From such small victories and beginnings does real social change grow. You keep showing up to play, keep winning, and build on each subsequent victory. (It is, after all, how corporate America achieved so much.) I also believe that time is firmly on the side of same sex marriage and full acceptance, given demographic trends and shifting attitudes on same sex coupledom.
Which brings me to my usual complaint that the reproductive rights movement needs to get a friggin' life already. This is a movement that _started_ with a Constitutional right and has been losing ground ever since. But despite more than two decades of steady reversals, the movement has changed neither leaders or tactics. Way to go!
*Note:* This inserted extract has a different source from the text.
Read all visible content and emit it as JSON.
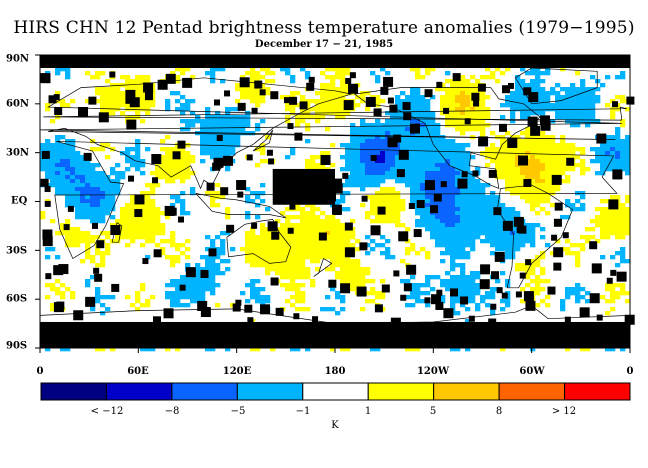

Psssttt....a clue: Even if a Democrat wins, the anti-abortion wing of the Court still has 5 votes. So do not suffer any delusion that getting a Democratic president elected will buy you four years (or eight years) of relief from possible disaster. The anti-abortion folks, who actually have a successful legislative and organizing strategy, are still busy working away to undermine fundamental rights, a minor set back like a change in administration is not going to impact them much. Unless, of course, you figure out how to fight effectively.
Want some more clues? O.K., I don't have time to take this on personally, but a few helpful hints.
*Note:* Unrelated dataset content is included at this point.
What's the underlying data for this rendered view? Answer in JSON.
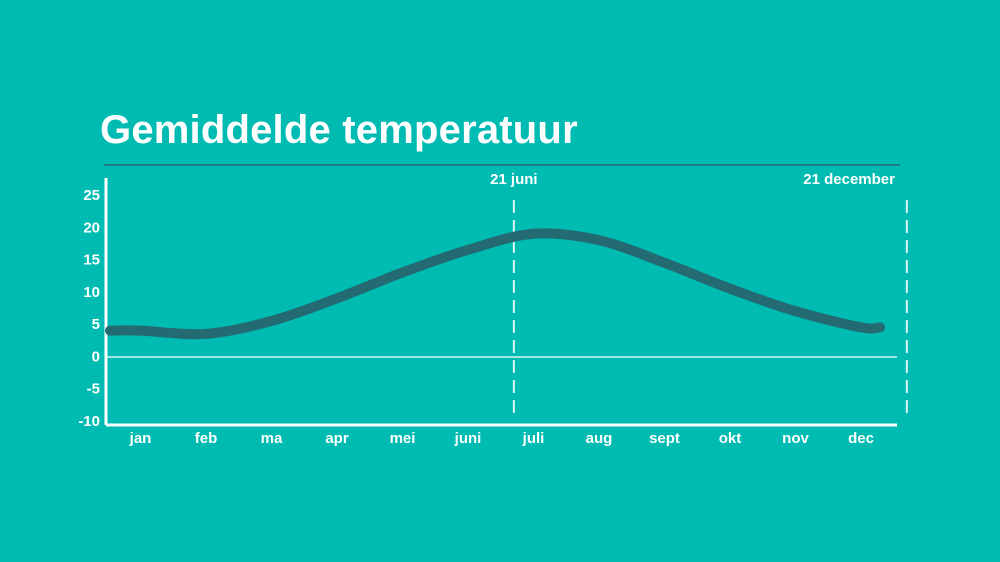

a) Pick some legislative goals you can win that are proactive, rather than reactive. Almost all states except NY have a law criminalizing abortion on the books, going back to before Roe v. Wade. Organize around eliminating those laws. It is largely symbolic, but its a start and it has messaging value. For one thing, you will force the social conservatives in the more liberal states to take an unpopular stand rather than continue to achieve their goals via creeping incrimentalism.
b) Rethink your messaging. Go for something more universal. The language of the reproductive rights movement is still a holdover from the 1960s, and is all about women's empowerment and class struggle. The conservatives learned how to message against that YEARS ago. And your attempts at making this a public health issue have been, well, pitiful. Go for something more universal in nature. Focus on some of the outside issues, like increases in public health costs and the right of all people (men as well as women) to make their own decisions about medical therapy. "Do you really want the government to come between you and your doctor?" That kind of thing. Do some focus groups and testing. Really. It helps and, if you do it right, you get all kinds of yummy crunchy data flakes (which are extremely nutritious for a movement. Y'all been living on moral outrage, which is kinda like energy drinks for social movements. It can give you a burst when you need it, but if you drink too many you get really fat and flabby and stop having energy.)
c) Get some new leaders. I mean it. If you want to reach people under 35, and they are the largest growing social block and should be open to your message, you need to stop looking like their very annoying second grade teacher who always scolded them for getting ink smears on everything. Really. The fact that it took NARAL until Fall of 2007 to figure out that instant messaging was a useful tool for organizing and applied for a short code is so unbelievably lame it boggles my mind. It would not have happened if you had a few women under 35 in real leadership roles.
Sadly, I expect the reproductive rights movement to keep doing what's its doing, and to continue losing. They haven't lost enough yet. It took the elimination of any hope that the courts would solve the issue here in MD to get the same sex marriage advocates to change their tactics. I expect it will take a similar catastrophic loss to get the reproductive rights folks to reinvent themselves.